The US imports approximately 75% of domestically consumed seafood, so increasing seafood
production through aquaculture is critical for reducing this deficit. Expanding aquaculture depends in part on efficient broodstock management, including appropriate broodstock nutrition. Maternal nutrition can affect growth in the next generation through inherited epigenetic modifications like DNA and histone methylations that persist in the offspring. Therefore, identifying broodstock nutritional strategies that exploit these mechanisms and improve offspring growth performance will increase production capacity. Here we combine genetic selection and nutri-epigenetics to improve performance.

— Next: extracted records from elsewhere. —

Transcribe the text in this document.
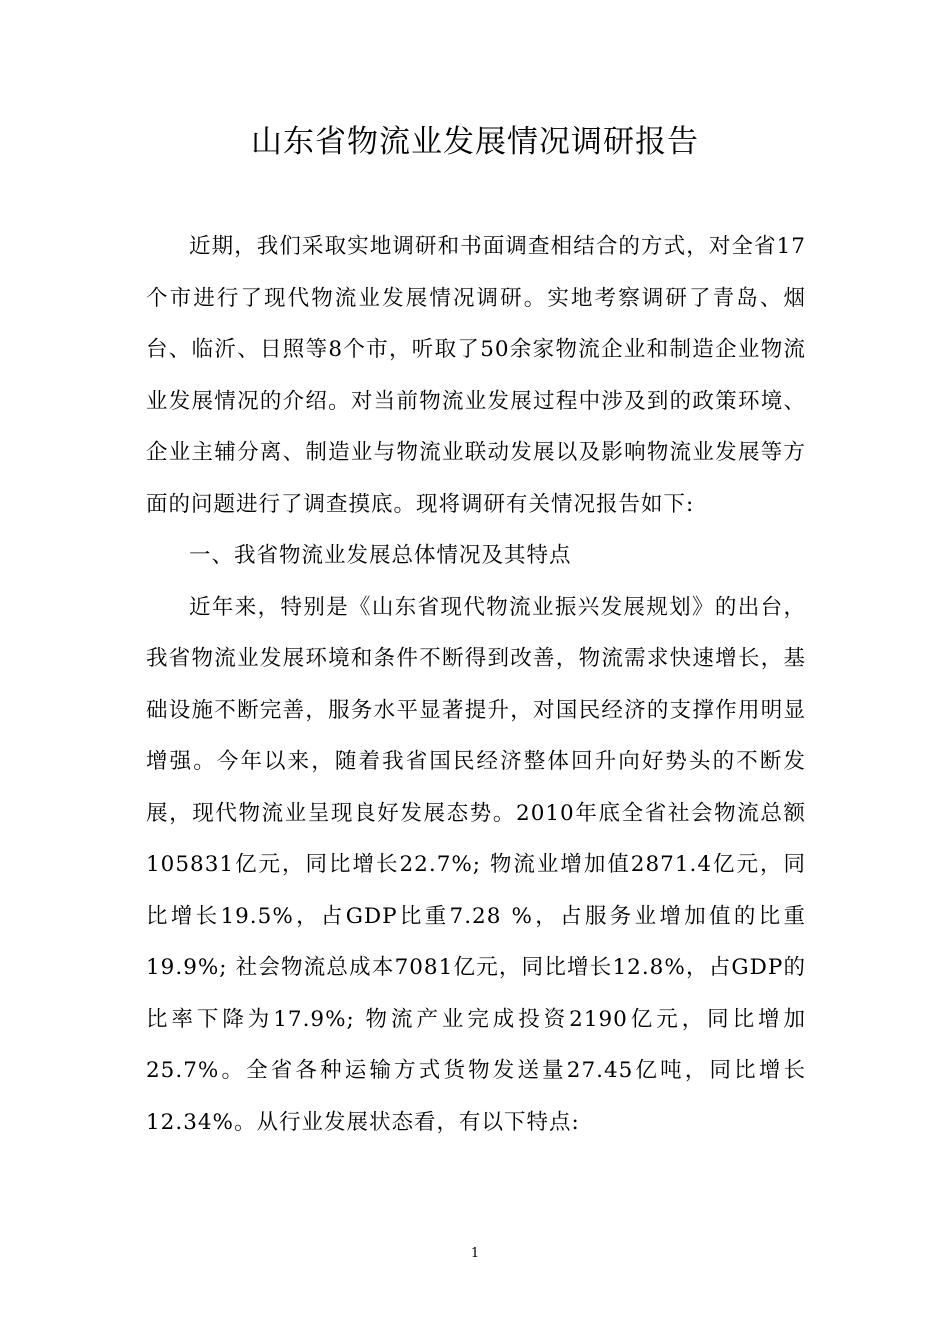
山东省物流业发展情况调研报告

近期，我们采取实地调研和书面调查相结合的方式，对全省17个市进行了现代物流业发展情况调研。实地考察调研了青岛、烟台、临沂、日照等8个市，听取了50余家物流企业和制造企业物流业发展情况的介绍。对当前物流业发展过程中涉及到的政策环境、企业主辅分离、制造业与物流业联动发展以及影响物流业发展等方面的问题进行了调查摸底。现将调研有关情况报告如下:

一、我省物流业发展总体情况及其特点

近年来，特别是《山东省现代物流业振兴发展规划》的出台，我省物流业发展环境和条件不断得到改善，物流需求快速增长，基础设施不断完善，服务水平显著提升，对国民经济的支撑作用明显增强。今年以来，随着我省国民经济整体回升向好势头的不断发展，现代物流业呈现良好发展态势。2010年底全省社会物流总额105831亿元，同比增长22.7%; 物流业增加值2871.4亿元，同比增长19.5%，占GDP比重7.28 %，占服务业增加值的比重19.9%; 社会物流总成本7081亿元，同比增长12.8%，占GDP的比率下降为17.9%; 物流产业完成投资2190亿元，同比增加25.7%。全省各种运输方式货物发送量27.45亿吨，同比增长12.34%。从行业发展状态看，有以下特点:

1
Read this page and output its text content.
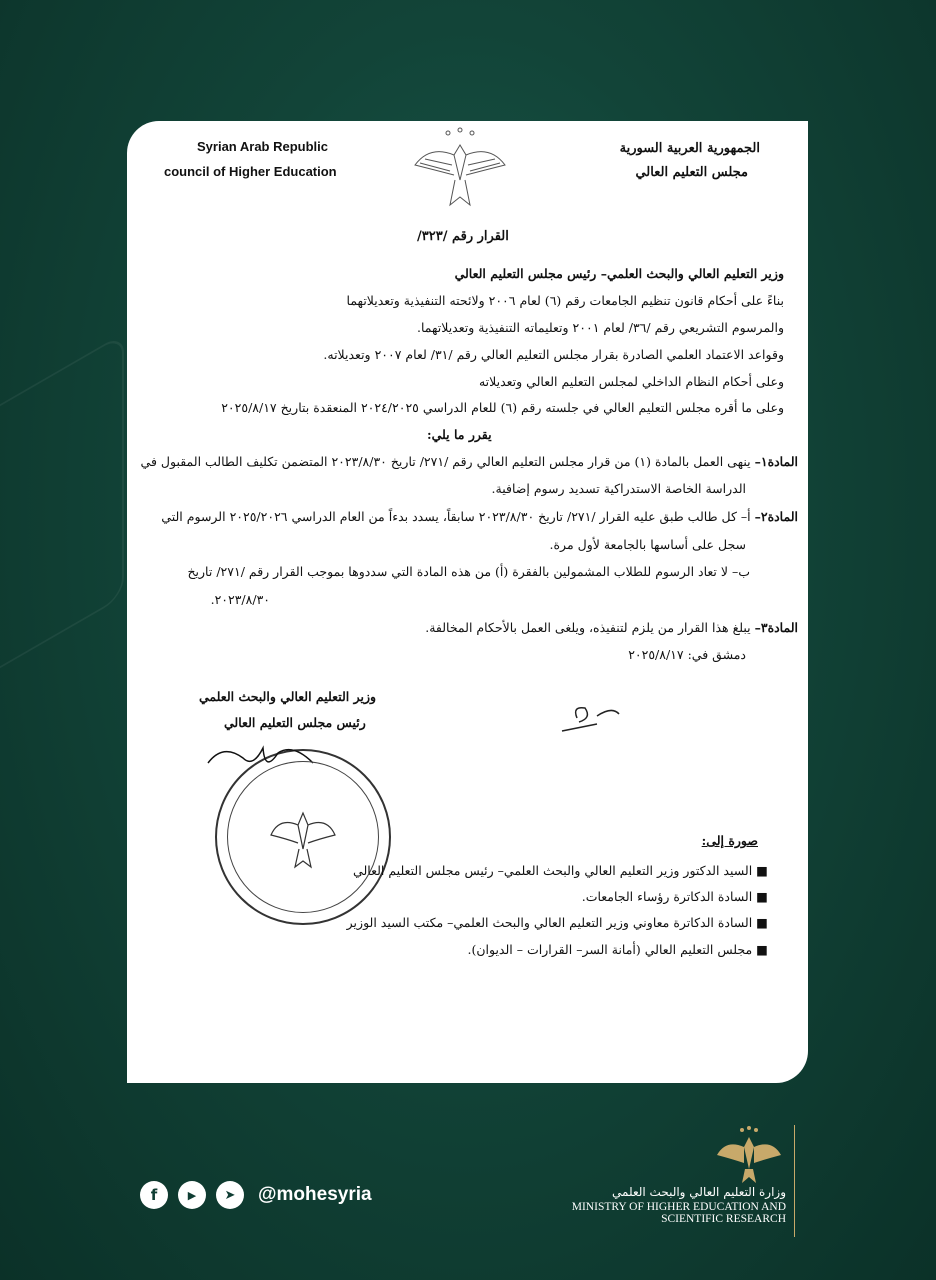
Syrian Arab Republic
council of Higher Education
الجمهورية العربية السورية
مجلس التعليم العالي
القرار رقم /٣٢٣/
وزير التعليم العالي والبحث العلمي– رئيس مجلس التعليم العالي
بناءً على أحكام قانون تنظيم الجامعات رقم (٦) لعام ٢٠٠٦ ولائحته التنفيذية وتعديلاتهما
والمرسوم التشريعي رقم /٣٦/ لعام ٢٠٠١ وتعليماته التنفيذية وتعديلاتهما.
وقواعد الاعتماد العلمي الصادرة بقرار مجلس التعليم العالي رقم /٣١/ لعام ٢٠٠٧ وتعديلاته.
وعلى أحكام النظام الداخلي لمجلس التعليم العالي وتعديلاته
وعلى ما أقره مجلس التعليم العالي في جلسته رقم (٦) للعام الدراسي ٢٠٢٤/٢٠٢٥ المنعقدة بتاريخ ٢٠٢٥/٨/١٧
يقرر ما يلي:
المادة١– ينهى العمل بالمادة (١) من قرار مجلس التعليم العالي رقم /٢٧١/ تاريخ ٢٠٢٣/٨/٣٠ المتضمن تكليف الطالب المقبول في
الدراسة الخاصة الاستدراكية تسديد رسوم إضافية.
المادة٢– أ– كل طالب طبق عليه القرار /٢٧١/ تاريخ ٢٠٢٣/٨/٣٠ سابقاً، يسدد بدءاً من العام الدراسي ٢٠٢٥/٢٠٢٦ الرسوم التي
سجل على أساسها بالجامعة لأول مرة.
ب– لا تعاد الرسوم للطلاب المشمولين بالفقرة (أ) من هذه المادة التي سددوها بموجب القرار رقم /٢٧١/ تاريخ
٢٠٢٣/٨/٣٠.
المادة٣– يبلغ هذا القرار من يلزم لتنفيذه، ويلغى العمل بالأحكام المخالفة.
دمشق في: ٢٠٢٥/٨/١٧
وزير التعليم العالي والبحث العلمي
رئيس مجلس التعليم العالي
صورة إلى:
■ السيد الدكتور وزير التعليم العالي والبحث العلمي– رئيس مجلس التعليم العالي
■ السادة الدكاترة رؤساء الجامعات.
■ السادة الدكاترة معاوني وزير التعليم العالي والبحث العلمي– مكتب السيد الوزير
■ مجلس التعليم العالي (أمانة السر– القرارات – الديوان).
f	▶	➤	@mohesyria	وزارة التعليم العالي والبحث العلمي
MINISTRY OF HIGHER EDUCATION AND
SCIENTIFIC RESEARCH
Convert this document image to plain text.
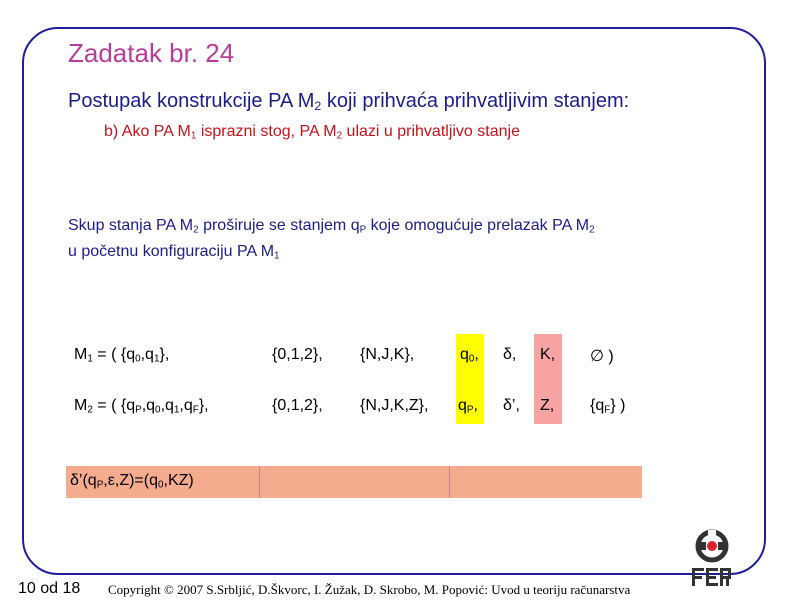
Zadatak br. 24
Postupak konstrukcije PA $M_2$ koji prihvaća prihvatljivim stanjem:
b) Ako PA $M_1$ isprazni stog, PA $M_2$ ulazi u prihvatljivo stanje
Skup stanja PA $M_2$ proširuje se stanjem $q_P$ koje omogućuje prelazak PA $M_2$
u početnu konfiguraciju PA $M_1$
$M_1$ = ( $\{q_0,q_1\}$,	{0,1,2}, {N,J,K},	$q_0$, δ, K, ∅ )
$M_2$ = ( $\{q_P,q_0,q_1,q_F\}$,	{0,1,2}, {N,J,K,Z}, $q_P$, δ’, Z, $\{q_F\}$ )
$\delta’(q_P,\varepsilon,Z)=(q_0,KZ)$
10 od 18 Copyright © 2007 S.Srbljić, D.Škvorc, I. Žužak, D. Skrobo, M. Popović: Uvod u teoriju računarstva
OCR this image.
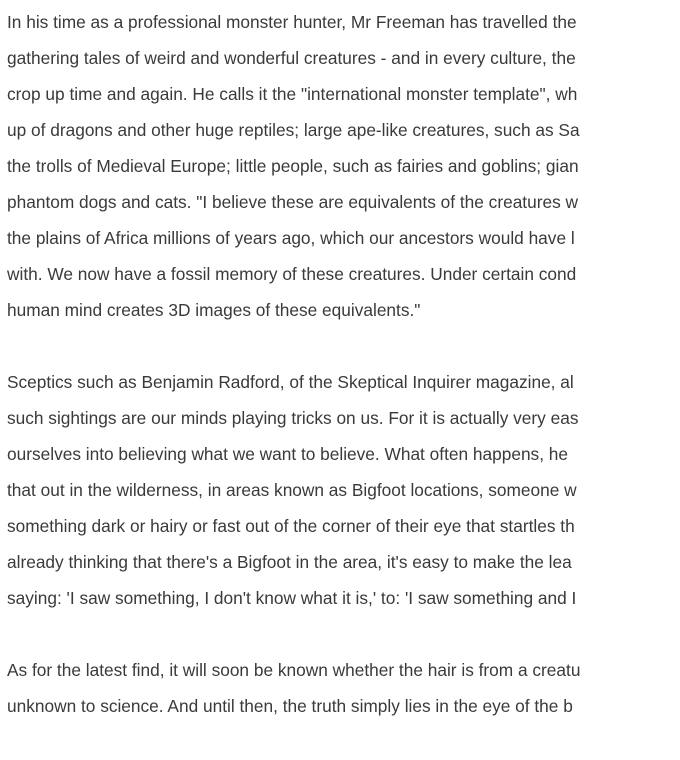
In his time as a professional monster hunter, Mr Freeman has travelled the
gathering tales of weird and wonderful creatures - and in every culture, the
crop up time and again. He calls it the "international monster template", wh
up of dragons and other huge reptiles; large ape-like creatures, such as Sa
the trolls of Medieval Europe; little people, such as fairies and goblins; gian
phantom dogs and cats. "I believe these are equivalents of the creatures w
the plains of Africa millions of years ago, which our ancestors would have l
with. We now have a fossil memory of these creatures. Under certain cond
human mind creates 3D images of these equivalents."

Sceptics such as Benjamin Radford, of the Skeptical Inquirer magazine, al
such sightings are our minds playing tricks on us. For it is actually very eas
ourselves into believing what we want to believe. What often happens, he
that out in the wilderness, in areas known as Bigfoot locations, someone w
something dark or hairy or fast out of the corner of their eye that startles th
already thinking that there's a Bigfoot in the area, it's easy to make the lea
saying: 'I saw something, I don't know what it is,' to: 'I saw something and I

As for the latest find, it will soon be known whether the hair is from a creatu
unknown to science. And until then, the truth simply lies in the eye of the b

Recently, we demonstrated that maternal dietary supplementation with choline and methionine in fillet-yield selected lines results in increase growth performance in offspring beginning at 360 days post hatch. To better understand the interaction between maternal nutrition and genetic selection on offspring performance we focused on the role of maternal choline intake on trout currently used within the industry – disease resistance selected rainbow trout. Since 2005, the National Center for Cool and Cold Water Aquaculture has maintained, within the odd-year NCCCWA breeding program, 5 disease-resistance selected lines: 1) resistance to Flavobacterium psychrophilum (Fp-R), 2) resistance to F. psychrophilum and F. columnaris (Fp/Fc-R), 3) randomly mated controls (Fp-C), 4 and 5) two susceptible lines (Fp-S and Fc-S). For this work, the disease-resistant selected lines were utilized. Our objectives were to 1) identify how choline levels in rainbow trout broodstock diets affect growth and fillet yield in the next generation and 2) characterize how the choline concentration in the rainbow trout egg affects fry performance. Within each objective, treatment effects on the epigenome and transcriptome were analyzed to characterize mechanisms that respond to choline and establish links between epigenetic modifications in the genome and the phenotype of the offspring.
Interestingly, within the disease-resistant selected trout, maternal dietary intake of choline had no effect on offspring growth performance, which disagrees with previous data in fillet-yield selected trout lines maintained by NCCCWA where offspring growth was increased after 360 days post hatch. However, global gene expression (RNAseq) and global methylation (RRBS) analyses demonstrate that maternal dietary choline intake affects key metabolic, stress, and hypoxia-related pathways. These data indicate that stress and hypoxia tolerance are likely performance outcomes positively affected in offspring by maternal choline intake.